Member of the Wyoming Senate from the 12th district
- In office January 5, 2009 – January 7, 2013
- Preceded by: Rae Lynn Job
- Succeeded by: Bernadine Craft

Member of the Wyoming House of Representatives from the 48th district
- In office January 6, 2003 – January 5, 2009
- Preceded by: Bud Nelson
- Succeeded by: Joseph M. Barbuto

Member of the Rock Springs City Council from Ward 3
- In office January 7, 1997 – June 9, 1999
- Preceded by: Rudy Magagna
- Succeeded by: Kathy Gilbert

Personal details
- Born: August 5, 1951 (age 74) Truth or Consequences, New Mexico, U.S.
- Party: Democratic
- Spouse: Nema
- Profession: Production Foreman

= Marty Martin (Wyoming politician) =

American politician

Marty Martin (born August 5, 1951) is a former Democratic member of the Wyoming Senate, representing the 12th district from 2009 until 2013. He previously served in the Wyoming House of Representatives representing the 48th district from 2003 to 2009, including a stint as Minority Leader.

==Career==
Prior to serving in the state legislature, Martin was a Rock Springs City Councilman.
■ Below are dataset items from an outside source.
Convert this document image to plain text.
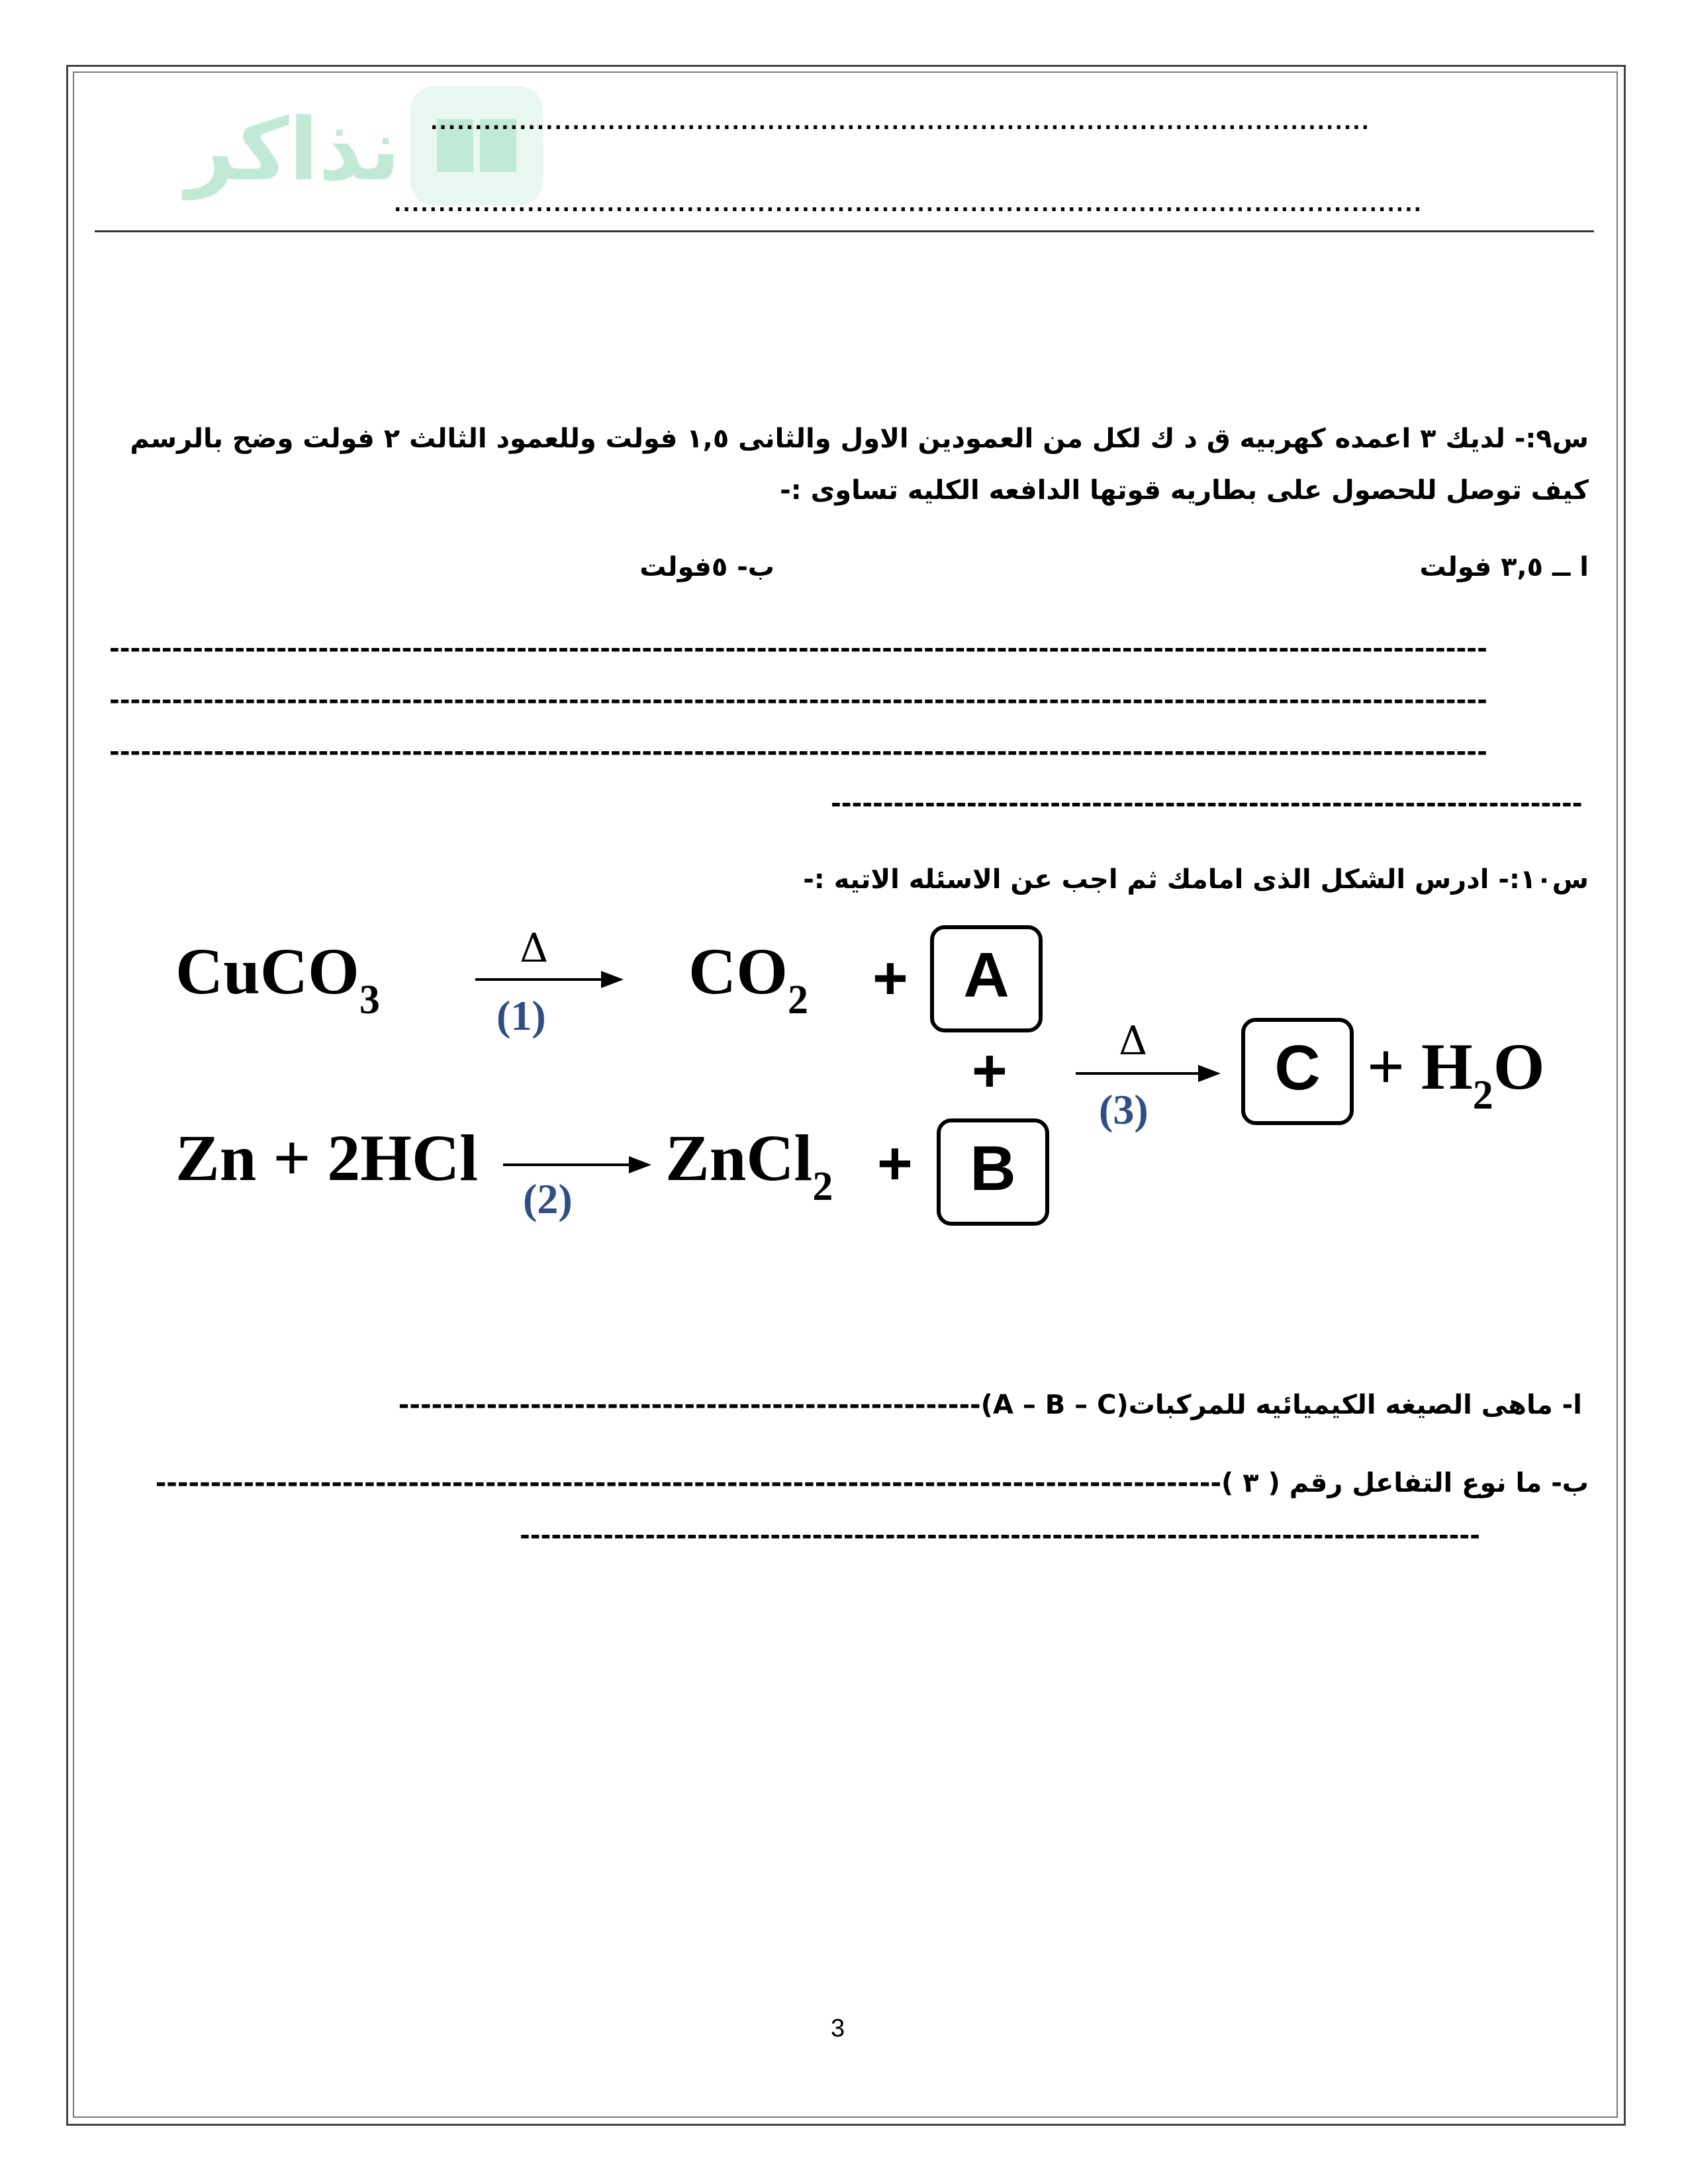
نذاكر ..........................................................................................................
....................................................................................................................
س٩:- لديك ٣ اعمده كهربيه ق د ك لكل من العمودين الاول والثانى ١,٥ فولت وللعمود الثالث ٢ فولت وضح بالرسم
كيف توصل للحصول على بطاريه قوتها الدافعه الكليه تساوى :-
ا ــ ٣,٥ فولت
ب- ٥فولت
------------------------------------------------------------------------------------------------------------------------------------
------------------------------------------------------------------------------------------------------------------------------------
------------------------------------------------------------------------------------------------------------------------------------
------------------------------------------------------------------------
س١٠:- ادرس الشكل الذى امامك ثم اجب عن الاسئله الاتيه :-
CuCO$_3$
Δ
(1)
$CO_2 + A$
+	Δ
(3)
$C + H_2O$
Zn + 2HCl
(2)
ZnCl$_2$ + B
ا- ماهى الصيغه الكيميائيه للمركبات(A – B – C)-----------------------------------------------------
ب- ما نوع التفاعل رقم ( ٣ )-------------------------------------------------------------------------------------------------
--------------------------------------------------------------------------------------------
3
He succeeded retiring City Councilman Rudy Magagna, and served until his resignation in June 1999.

==Elections==
===2002===
After incumbent Democratic Representative Bud Nelson announced his retirement, Martin declared his candidacy. He ran unopposed in the Democratic primary and defeated Republican attorney Clark Stith with 55% of the vote.

===2004===
Martin ran unopposed in both the primary and general elections.

===2006===
Martin ran unopposed in both the primary and general elections.

===2008===
After incumbent Democratic Senator Rae Lynn Job announced her retirement, Martin declared his candidacy for the seat. Martin ran unopposed in both the primary and general elections. Job then resigned early and Martin was appointed to fill the remainder of Job's unexpired term, though he was sworn in on the same date as other state legislators.

===2012===
Martin declined to seek reelection, and was succeeded by Democratic State Representative Bernadine Craft.